It's never been easier to watch international conflicts play out before our eyes.
Just look at the hundreds of thousands of videos from the Syrian conflict on YouTube. From protesters flooding streets to barrel bombs falling from the sky, these clips have given journalists and human rights monitors a window into global conflicts.
But now, those videos are vanishing.
Activists, human rights groups and journalists rely on YouTube to share videos from conflict zones. It's one of the simplest and most accessible platforms. And those videos don't just shape how the public views a conflict; they can even change the situation on the ground.
But, as YouTube has removed extremist content in recent months, it's also mistakenly deleted thousands of Syrian conflict videos. Many still aren't recovered.
"I mean, like, platforms like Facebook and YouTube should really have the responsibility to make sure this material is preserved and accessible because it's really important for human rights issues around the world."
Hadi Al Khatib runs The Syrian Archive, a documentation center that stores thousands of verified videos from the conflict. It supports human rights advocates and journalists.
"It's really hard to understand the damage from this new policy and the use of machine-learning software, also," he said. "It's really difficult. We don't know. We have been monitoring the conflict for years, and we don't know. We think it's quite big."
It's certainly in YouTube's interest to scrub extremist propaganda; ISIS has used social media to spread its message of hate to a large audience.
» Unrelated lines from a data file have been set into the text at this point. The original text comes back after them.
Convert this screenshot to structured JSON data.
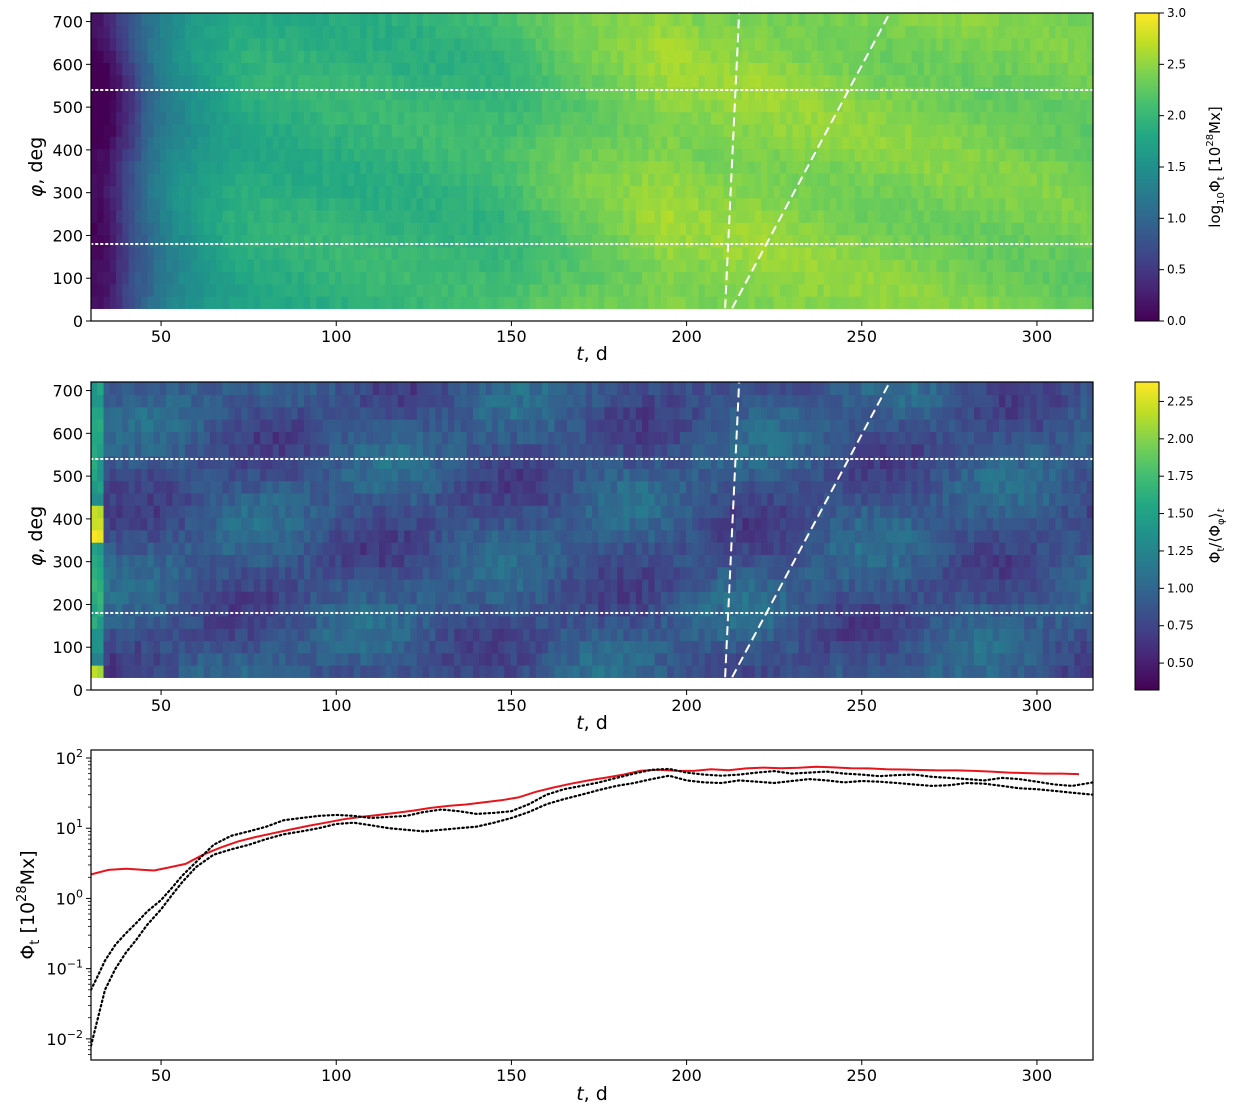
{
  "chart_data": [
    {
      "type": "heatmap",
      "id": "panel1",
      "xlabel_var": "t",
      "xlabel_unit": ", d",
      "ylabel_var": "φ",
      "ylabel_unit": ", deg",
      "xlim": [
        30,
        316
      ],
      "ylim": [
        0,
        720
      ],
      "data_y_range": [
        30,
        720
      ],
      "x_ticks": [
        50,
        100,
        150,
        200,
        250,
        300
      ],
      "x_tick_labels": [
        "50",
        "100",
        "150",
        "200",
        "250",
        "300"
      ],
      "y_ticks": [
        0,
        100,
        200,
        300,
        400,
        500,
        600,
        700
      ],
      "y_tick_labels": [
        "0",
        "100",
        "200",
        "300",
        "400",
        "500",
        "600",
        "700"
      ],
      "colormap": "viridis",
      "colorbar": {
        "label_prefix": "log",
        "label_sub": "10",
        "label_mid": "Φ",
        "label_sub2": "t",
        "label_bracket": " [10",
        "label_sup": "28",
        "label_suffix": "Mx]",
        "vmin": 0.0,
        "vmax": 3.0,
        "ticks": [
          0.0,
          0.5,
          1.0,
          1.5,
          2.0,
          2.5,
          3.0
        ],
        "tick_labels": [
          "0.0",
          "0.5",
          "1.0",
          "1.5",
          "2.0",
          "2.5",
          "3.0"
        ]
      },
      "time_profile": [
        [
          30,
          0.02
        ],
        [
          33,
          0.05
        ],
        [
          36,
          0.2
        ],
        [
          40,
          0.55
        ],
        [
          45,
          0.95
        ],
        [
          50,
          1.25
        ],
        [
          55,
          1.45
        ],
        [
          60,
          1.6
        ],
        [
          70,
          1.8
        ],
        [
          80,
          1.88
        ],
        [
          100,
          1.93
        ],
        [
          120,
          1.96
        ],
        [
          140,
          2.0
        ],
        [
          150,
          2.05
        ],
        [
          160,
          2.2
        ],
        [
          170,
          2.3
        ],
        [
          185,
          2.42
        ],
        [
          195,
          2.52
        ],
        [
          205,
          2.45
        ],
        [
          220,
          2.48
        ],
        [
          235,
          2.45
        ],
        [
          250,
          2.42
        ],
        [
          270,
          2.4
        ],
        [
          290,
          2.36
        ],
        [
          316,
          2.33
        ]
      ],
      "hlines_dotted": [
        180,
        540
      ],
      "dashed_lines": [
        {
          "x": [
            211,
            215
          ],
          "y": [
            30,
            720
          ]
        },
        {
          "x": [
            213,
            258
          ],
          "y": [
            30,
            720
          ]
        }
      ]
    },
    {
      "type": "heatmap",
      "id": "panel2",
      "xlabel_var": "t",
      "xlabel_unit": ", d",
      "ylabel_var": "φ",
      "ylabel_unit": ", deg",
      "xlim": [
        30,
        316
      ],
      "ylim": [
        0,
        720
      ],
      "data_y_range": [
        30,
        720
      ],
      "x_ticks": [
        50,
        100,
        150,
        200,
        250,
        300
      ],
      "x_tick_labels": [
        "50",
        "100",
        "150",
        "200",
        "250",
        "300"
      ],
      "y_ticks": [
        0,
        100,
        200,
        300,
        400,
        500,
        600,
        700
      ],
      "y_tick_labels": [
        "0",
        "100",
        "200",
        "300",
        "400",
        "500",
        "600",
        "700"
      ],
      "colormap": "viridis",
      "colorbar": {
        "label_mid": "Φ",
        "label_sub2": "t",
        "label_div": "/⟨Φ",
        "label_sub3": "φ",
        "label_close": "⟩",
        "label_sub4": "t",
        "vmin": 0.32,
        "vmax": 2.38,
        "ticks": [
          0.5,
          0.75,
          1.0,
          1.25,
          1.5,
          1.75,
          2.0,
          2.25
        ],
        "tick_labels": [
          "0.50",
          "0.75",
          "1.00",
          "1.25",
          "1.50",
          "1.75",
          "2.00",
          "2.25"
        ]
      },
      "base_value": 0.88,
      "hlines_dotted": [
        180,
        540
      ],
      "dashed_lines": [
        {
          "x": [
            211,
            215
          ],
          "y": [
            30,
            720
          ]
        },
        {
          "x": [
            213,
            258
          ],
          "y": [
            30,
            720
          ]
        }
      ]
    },
    {
      "type": "line",
      "id": "panel3",
      "xlabel_var": "t",
      "xlabel_unit": ", d",
      "ylabel_main": "Φ",
      "ylabel_sub": "t",
      "ylabel_bracket": " [10",
      "ylabel_sup": "28",
      "ylabel_suffix": "Mx]",
      "yscale": "log",
      "xlim": [
        30,
        316
      ],
      "ylim": [
        0.005,
        130
      ],
      "x_ticks": [
        50,
        100,
        150,
        200,
        250,
        300
      ],
      "x_tick_labels": [
        "50",
        "100",
        "150",
        "200",
        "250",
        "300"
      ],
      "y_ticks": [
        0.01,
        0.1,
        1,
        10,
        100
      ],
      "y_tick_base": "10",
      "y_tick_exps": [
        "−2",
        "−1",
        "0",
        "1",
        "2"
      ],
      "series": [
        {
          "style": "solid",
          "color": "#e8141c",
          "x": [
            30,
            35,
            40,
            45,
            48,
            52,
            57,
            62,
            67,
            72,
            77,
            82,
            87,
            92,
            97,
            102,
            107,
            112,
            117,
            122,
            127,
            132,
            137,
            142,
            147,
            152,
            157,
            162,
            167,
            172,
            177,
            182,
            187,
            192,
            197,
            202,
            207,
            212,
            217,
            222,
            227,
            232,
            237,
            242,
            247,
            252,
            257,
            262,
            267,
            272,
            277,
            282,
            287,
            292,
            297,
            302,
            307,
            312
          ],
          "y": [
            2.2,
            2.55,
            2.65,
            2.55,
            2.5,
            2.75,
            3.1,
            4.2,
            5.3,
            6.5,
            7.5,
            8.5,
            9.6,
            10.8,
            12.0,
            13.4,
            14.5,
            15.4,
            16.5,
            17.8,
            19.5,
            20.8,
            21.8,
            23.3,
            25.0,
            27.5,
            33.0,
            38.0,
            43.0,
            48.0,
            52.5,
            58.0,
            66.0,
            68.0,
            66.0,
            65.5,
            69.0,
            67.0,
            71.0,
            73.0,
            71.5,
            72.5,
            75.0,
            73.5,
            71.5,
            71.0,
            69.0,
            68.5,
            67.5,
            66.5,
            66.5,
            65.5,
            64.0,
            62.0,
            61.0,
            60.0,
            60.0,
            59.0
          ]
        },
        {
          "style": "dotted",
          "color": "#000000",
          "x": [
            30,
            32,
            34,
            37,
            40,
            43,
            46,
            50,
            53,
            56,
            60,
            65,
            70,
            75,
            80,
            85,
            90,
            95,
            100,
            105,
            110,
            115,
            120,
            125,
            130,
            135,
            140,
            145,
            150,
            155,
            160,
            165,
            170,
            175,
            180,
            185,
            190,
            195,
            200,
            205,
            210,
            215,
            220,
            225,
            230,
            235,
            240,
            245,
            250,
            255,
            260,
            265,
            270,
            275,
            280,
            285,
            290,
            295,
            300,
            305,
            310,
            316
          ],
          "y": [
            0.05,
            0.08,
            0.13,
            0.22,
            0.32,
            0.45,
            0.65,
            0.95,
            1.4,
            2.1,
            3.3,
            5.8,
            7.8,
            9.0,
            10.5,
            13.0,
            14.0,
            15.0,
            15.5,
            15.0,
            14.0,
            14.5,
            15.0,
            17.0,
            18.5,
            17.5,
            16.0,
            16.5,
            17.5,
            22.0,
            30.0,
            36.0,
            40.0,
            45.0,
            52.0,
            60.0,
            68.0,
            70.0,
            62.0,
            58.0,
            56.0,
            58.0,
            62.0,
            65.0,
            60.0,
            62.0,
            64.0,
            60.0,
            58.0,
            55.0,
            57.0,
            58.0,
            54.0,
            52.0,
            50.0,
            48.0,
            52.0,
            50.0,
            46.0,
            42.0,
            40.0,
            45.0
          ]
        },
        {
          "style": "dotted",
          "color": "#000000",
          "x": [
            30,
            32,
            34,
            37,
            40,
            43,
            46,
            50,
            53,
            56,
            60,
            65,
            70,
            75,
            80,
            85,
            90,
            95,
            100,
            105,
            110,
            115,
            120,
            125,
            130,
            135,
            140,
            145,
            150,
            155,
            160,
            165,
            170,
            175,
            180,
            185,
            190,
            195,
            200,
            205,
            210,
            215,
            220,
            225,
            230,
            235,
            240,
            245,
            250,
            255,
            260,
            265,
            270,
            275,
            280,
            285,
            290,
            295,
            300,
            305,
            310,
            316
          ],
          "y": [
            0.008,
            0.02,
            0.05,
            0.1,
            0.17,
            0.26,
            0.42,
            0.7,
            1.1,
            1.7,
            2.8,
            4.2,
            5.0,
            5.8,
            7.0,
            8.2,
            9.0,
            10.0,
            11.5,
            12.0,
            11.0,
            10.0,
            9.5,
            9.0,
            9.5,
            10.0,
            10.5,
            12.0,
            14.0,
            17.0,
            22.0,
            26.0,
            30.0,
            35.0,
            40.0,
            44.0,
            50.0,
            56.0,
            48.0,
            45.0,
            44.0,
            48.0,
            46.0,
            44.0,
            47.0,
            50.0,
            48.0,
            45.0,
            47.0,
            46.0,
            44.0,
            42.0,
            40.0,
            41.0,
            44.0,
            43.0,
            40.0,
            37.0,
            36.0,
            34.0,
            32.0,
            30.0
          ]
        }
      ]
    }
  ]
}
But taking down videos showing atrocities like chemical weapon attacks or bombing civilians could destroy potential evidence for prosecuting war crimes.
"We see right now, most of the authoritarian regime countries are closing their borders in front of U.N. commissions or journalists and so on, so it's really hard to access Syria right now," Al Khatib said. "The role of citizen journalists using social media tools like Facebook and YouTube is becoming really essential. Even for international human rights organizations like Human Rights Watch and Amnesty International, visual documentation has been essential content in their recent reports because of this problem."
Airwars, which documents civilian casualties from airstrikes in Iraq and Syria, published archived videos originally from the U.S. military, but they were temporarily banned on YouTube's site, and Airwars didn't know why.
And Eliot Higgins, journalist and founder of open-source investigation site Bellingcat, saw YouTube temporarily remove years of archival videos in August.
YouTube says it's improving its filtering system, but until it does, every conflict video mistakenly removed might close a window into places where transparency and visual evidence is vitally important.